In general, when fabricating patterned-mirror, or ridge-guide, VCSELs, a first mirror stack is epitaxially deposited on the surface of a substrate, followed by an active region and then a second mirror stack. The second, or upper, mirror stack is etched to form a mesa (ridge) which essentially defines a waveguide in which the lasing occurs. The major problem in this fabrication scheme is that etching the second mirror stack is a very complicated and critical step. Much care must be used not to inadvertently etch into the active region and, thereby, reduce the reliability of the device. In many fabrication processes this etch step is controlled only by timing and careful control of the etch rate. Also, this process causes difficulties with control of the patterned mirror height and uniformity across the wafer (generally thousands of VCSELs are formed on a single wafer).
In a U.S. Pat. No. 5,293,392, entitled "Top Emitting VCSEL with Etch Stop Layer", issued Mar. 8, 1994 an etch stop layer is grown in the second, or upper, mirror stack and utilized to automatically stop the etch at a desired level. While the etch stop method utilizes the excellent control achieved in MOVPE growth to define the patterned mirror height, the growth of a layer of dissimilar material (the etch stop layer) is required which can significantly complicate the fabrication process.
Accordingly, it is desirable to provide a fabrication method which solves the above described problems.

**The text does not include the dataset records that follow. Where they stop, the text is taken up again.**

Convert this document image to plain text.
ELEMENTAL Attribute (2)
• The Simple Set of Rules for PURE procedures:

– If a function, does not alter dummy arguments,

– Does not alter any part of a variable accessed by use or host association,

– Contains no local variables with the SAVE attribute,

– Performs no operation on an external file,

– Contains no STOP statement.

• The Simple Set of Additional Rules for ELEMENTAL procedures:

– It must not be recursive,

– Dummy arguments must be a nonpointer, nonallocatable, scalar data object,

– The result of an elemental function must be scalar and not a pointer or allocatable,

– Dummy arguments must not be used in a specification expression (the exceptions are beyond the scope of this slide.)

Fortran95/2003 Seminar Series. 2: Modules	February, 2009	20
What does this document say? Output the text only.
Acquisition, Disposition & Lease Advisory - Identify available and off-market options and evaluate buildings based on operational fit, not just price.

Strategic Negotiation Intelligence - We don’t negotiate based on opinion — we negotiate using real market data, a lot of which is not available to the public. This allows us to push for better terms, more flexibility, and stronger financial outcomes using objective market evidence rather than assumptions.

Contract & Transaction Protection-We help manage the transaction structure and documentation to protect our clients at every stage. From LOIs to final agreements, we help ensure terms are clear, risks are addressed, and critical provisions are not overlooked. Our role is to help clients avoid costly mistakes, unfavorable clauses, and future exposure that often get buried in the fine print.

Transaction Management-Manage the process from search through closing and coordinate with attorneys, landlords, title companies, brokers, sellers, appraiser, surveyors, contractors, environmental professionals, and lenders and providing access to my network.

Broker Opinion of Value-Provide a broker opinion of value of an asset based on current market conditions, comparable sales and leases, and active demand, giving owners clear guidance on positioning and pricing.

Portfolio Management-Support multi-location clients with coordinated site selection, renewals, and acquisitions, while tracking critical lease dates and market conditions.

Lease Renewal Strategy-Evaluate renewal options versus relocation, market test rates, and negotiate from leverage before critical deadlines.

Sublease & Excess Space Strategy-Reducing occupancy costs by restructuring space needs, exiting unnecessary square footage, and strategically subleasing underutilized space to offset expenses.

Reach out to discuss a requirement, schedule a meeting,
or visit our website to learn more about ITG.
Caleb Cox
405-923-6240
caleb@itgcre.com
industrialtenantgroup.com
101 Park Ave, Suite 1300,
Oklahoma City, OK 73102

It is a purpose of the present invention to provide a new and improved method of fabricating patterned-mirror VCSELs.
It is another purpose of the present invention to provide a new and improved method of fabricating patterned-mirror VCSELs wherein complicated etching steps are not required.
It is still another purpose of the present invention to provide a new and improved method of fabricating patterned-mirror VCSELs utilizing selective growth techniques.